The present case study shows the correction of class II division 1 malocclusion with bionator to assess the treatment outcome of toothborne functional appliances and its stability over the time.

Case Report

A 13.2-year-old male patient reported 23 months back, with the chief complaint of forwardly placed upper front teeth. Extra-Oral Examination revealed an apparently symmetrical mesoprosopic face, potentially competent lips. He had convex facial profile and posterior divergence with positive VTO. Decreased nasolabial angle and hyperactive buccinator muscle. His smile was non-consonant type with 50% upper incisors and some amount of lower incisors visible (Figure 1).

pediatric-dental-care-pretreatment-myofunctional-therapy

Figure 1: Shows pretreatment and the current status of the patient after myofunctional appliance therapy.

Examination

Intra-Oral Examination showed all early permanent teeth except third molars. Periodontium was healthy with melanin pigmentation of attached gingiva. Upper incisors were proclined with mild spacing in upper and lower anterior teeth. Overjet and overbite was increased.

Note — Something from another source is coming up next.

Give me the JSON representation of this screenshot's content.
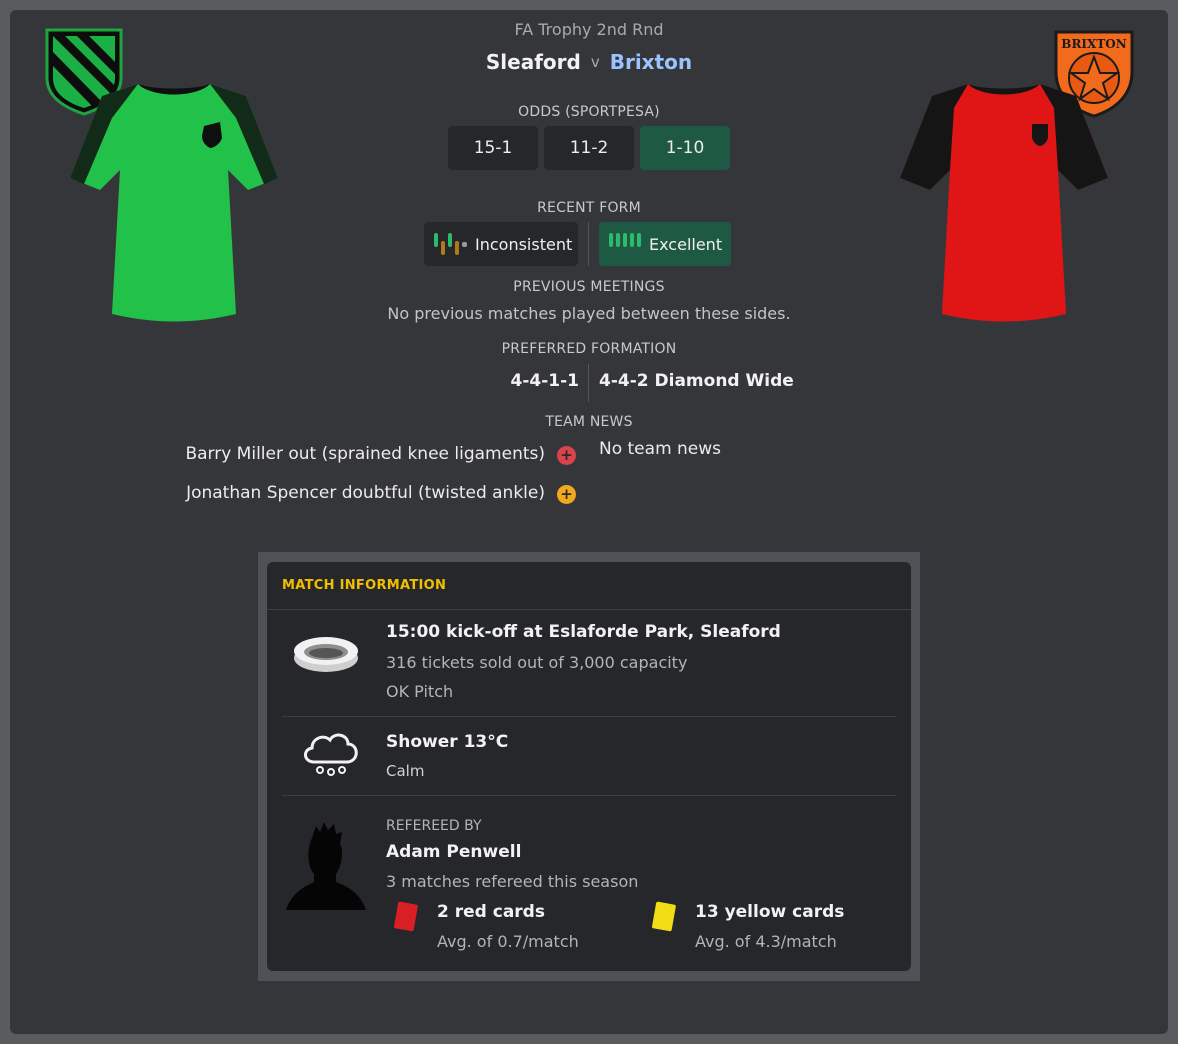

He had class II molar and canine relation bilaterally. Dental midline was coinciding with facial midline. Functional examination showed the path of closure of mandible was normal without any deviation and there were no other associated signs or symptoms of tempero-mandibular disorders. Mentalis and buccinator muscle were hyperactive with hypotonic upper lip.

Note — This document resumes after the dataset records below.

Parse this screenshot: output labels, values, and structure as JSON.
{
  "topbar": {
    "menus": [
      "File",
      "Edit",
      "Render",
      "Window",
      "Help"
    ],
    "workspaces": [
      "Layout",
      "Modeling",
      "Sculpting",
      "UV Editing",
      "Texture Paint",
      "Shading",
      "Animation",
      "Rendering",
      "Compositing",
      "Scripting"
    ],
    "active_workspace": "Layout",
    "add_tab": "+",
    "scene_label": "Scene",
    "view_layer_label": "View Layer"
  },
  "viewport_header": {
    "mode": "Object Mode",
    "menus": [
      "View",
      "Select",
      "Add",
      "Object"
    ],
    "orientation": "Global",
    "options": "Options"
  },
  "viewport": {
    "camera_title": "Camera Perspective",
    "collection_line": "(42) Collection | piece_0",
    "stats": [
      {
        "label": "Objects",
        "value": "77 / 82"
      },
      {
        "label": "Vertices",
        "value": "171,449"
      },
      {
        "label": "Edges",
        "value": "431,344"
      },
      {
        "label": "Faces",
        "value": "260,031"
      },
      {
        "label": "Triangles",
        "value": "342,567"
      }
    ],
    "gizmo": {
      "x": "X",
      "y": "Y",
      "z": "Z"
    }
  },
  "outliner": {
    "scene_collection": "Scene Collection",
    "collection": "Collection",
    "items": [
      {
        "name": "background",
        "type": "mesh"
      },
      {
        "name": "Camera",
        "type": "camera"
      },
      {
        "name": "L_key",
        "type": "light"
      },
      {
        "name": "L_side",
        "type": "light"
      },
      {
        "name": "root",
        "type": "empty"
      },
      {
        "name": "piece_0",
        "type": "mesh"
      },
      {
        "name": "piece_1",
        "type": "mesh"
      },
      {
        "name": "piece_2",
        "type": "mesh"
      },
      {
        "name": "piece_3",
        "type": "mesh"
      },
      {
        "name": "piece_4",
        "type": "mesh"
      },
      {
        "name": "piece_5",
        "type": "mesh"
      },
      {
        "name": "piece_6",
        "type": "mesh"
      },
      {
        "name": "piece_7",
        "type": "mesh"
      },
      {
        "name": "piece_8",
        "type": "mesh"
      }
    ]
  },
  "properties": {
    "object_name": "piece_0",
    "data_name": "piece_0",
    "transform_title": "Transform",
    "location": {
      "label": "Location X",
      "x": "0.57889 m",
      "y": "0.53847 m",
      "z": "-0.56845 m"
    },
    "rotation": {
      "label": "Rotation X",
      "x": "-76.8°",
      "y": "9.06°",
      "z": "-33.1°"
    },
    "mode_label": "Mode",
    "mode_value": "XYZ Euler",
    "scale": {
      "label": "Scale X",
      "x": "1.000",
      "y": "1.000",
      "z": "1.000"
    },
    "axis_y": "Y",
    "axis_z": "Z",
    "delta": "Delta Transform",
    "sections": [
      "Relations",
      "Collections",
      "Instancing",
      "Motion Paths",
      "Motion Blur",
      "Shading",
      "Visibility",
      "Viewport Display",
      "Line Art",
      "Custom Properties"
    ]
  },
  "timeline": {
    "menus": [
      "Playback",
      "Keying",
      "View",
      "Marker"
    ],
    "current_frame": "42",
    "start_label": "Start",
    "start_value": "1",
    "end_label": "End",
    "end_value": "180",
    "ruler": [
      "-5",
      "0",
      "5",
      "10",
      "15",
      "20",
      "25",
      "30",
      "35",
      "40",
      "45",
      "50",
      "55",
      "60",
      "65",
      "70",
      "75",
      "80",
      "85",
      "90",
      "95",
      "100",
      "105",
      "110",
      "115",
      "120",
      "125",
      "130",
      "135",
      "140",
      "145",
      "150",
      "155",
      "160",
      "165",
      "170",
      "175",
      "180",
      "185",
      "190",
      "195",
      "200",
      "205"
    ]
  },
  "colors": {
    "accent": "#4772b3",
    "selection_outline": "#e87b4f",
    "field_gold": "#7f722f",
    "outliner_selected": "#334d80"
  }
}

Cephalometric examination revealed that patient was in CVMI stage II and had class II skeletal bases due to retrognathic mandible with average growth pattern. Maxillary incisors were proclined. The soft tissue analysis showed significantly protrusive upper and lower lips in relation to E line with decreased nasolabial angle.

Treatment Plan

Standard Bionator appliance was used for correction of skeletal class II malocclusion followed by fixed mechanotherapy for settling and detailing of occlusion if required. Objectives to be achieved were Profile improvement, correction of upper anterior teeth proclination and class I molar and class I canine relationship with skeletal class I bases.

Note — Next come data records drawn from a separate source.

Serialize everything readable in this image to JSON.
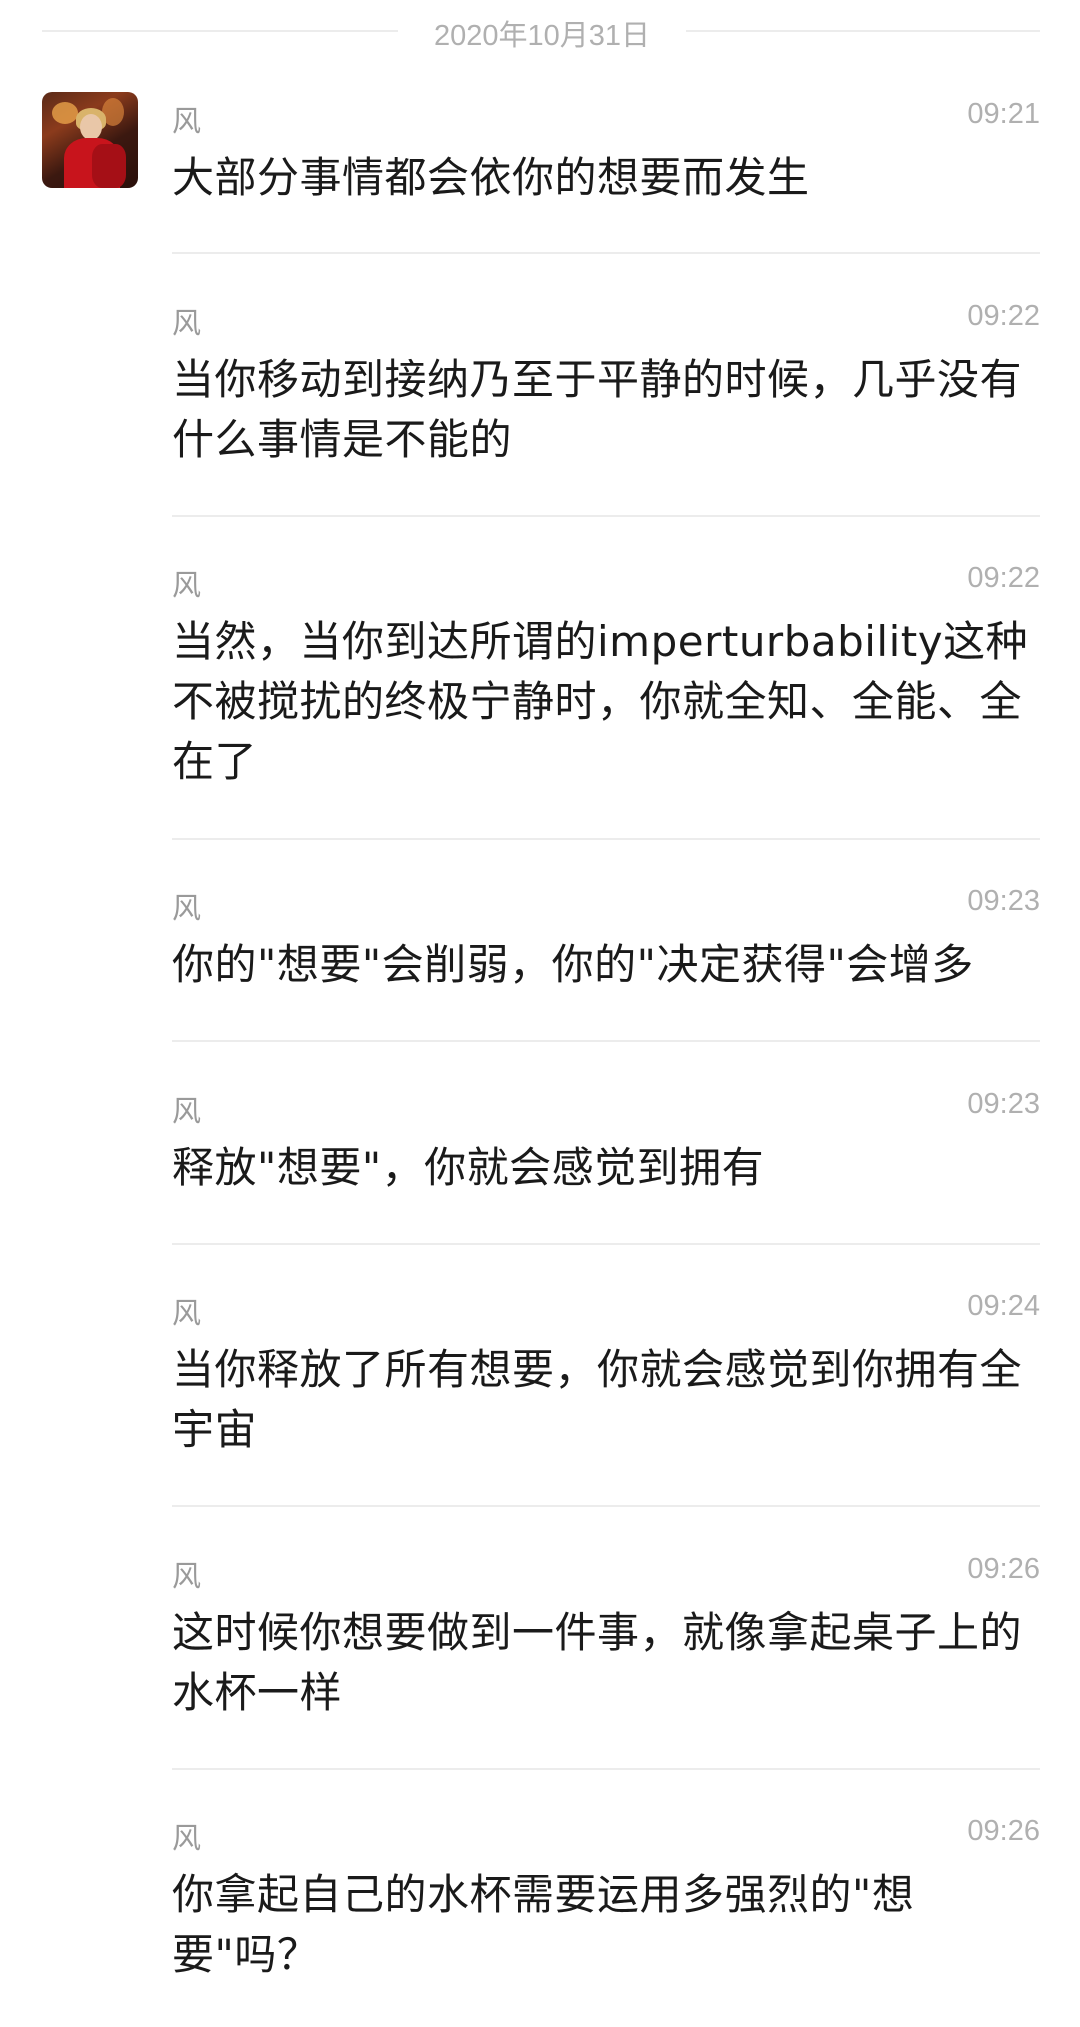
{
  "date_separator": "2020年10月31日",
  "avatar_icon": "user-avatar-photo",
  "messages": [
    {
      "sender": "风",
      "time": "09:21",
      "text": "大部分事情都会依你的想要而发生"
    },
    {
      "sender": "风",
      "time": "09:22",
      "text": "当你移动到接纳乃至于平静的时候，几乎没有什么事情是不能的"
    },
    {
      "sender": "风",
      "time": "09:22",
      "text": "当然，当你到达所谓的imperturbability这种不被搅扰的终极宁静时，你就全知、全能、全在了"
    },
    {
      "sender": "风",
      "time": "09:23",
      "text": "你的\"想要\"会削弱，你的\"决定获得\"会增多"
    },
    {
      "sender": "风",
      "time": "09:23",
      "text": "释放\"想要\"，你就会感觉到拥有"
    },
    {
      "sender": "风",
      "time": "09:24",
      "text": "当你释放了所有想要，你就会感觉到你拥有全宇宙"
    },
    {
      "sender": "风",
      "time": "09:26",
      "text": "这时候你想要做到一件事，就像拿起桌子上的水杯一样"
    },
    {
      "sender": "风",
      "time": "09:26",
      "text": "你拿起自己的水杯需要运用多强烈的\"想要\"吗？"
    }
  ]
}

Treatment was carried out with standard bionator myofunctional appliance for the correction of mandible. After initial un-cooperation by the patient treatment continued for 18 months with improved facial profile, normal nasolabial angle, reduced proclination of upper anterior teeth and class I molar and canine relationship. Skeletal class I bases achieved. Now the patient is in retention phase with night time bionator and anterior bite plate for correction of minute deep bite in day time.

Conclusion

The present case show that growing class II malocclusion can be managed with a very simple and one of the oldest myofunctional appliance bionator without the fixed orthodontic treatment at an early age and without exaggerating the problem to develop to a stage where its correction and stabilization will be more difficult. The simplicity of treatment and its emphasis on the management of the occlusion is noteworthy, which can be easily done by a general dentist/pedodontist. Patient motivation and co-operation is the only issue which can be resolved by telling and showing the treatment effects to the patient.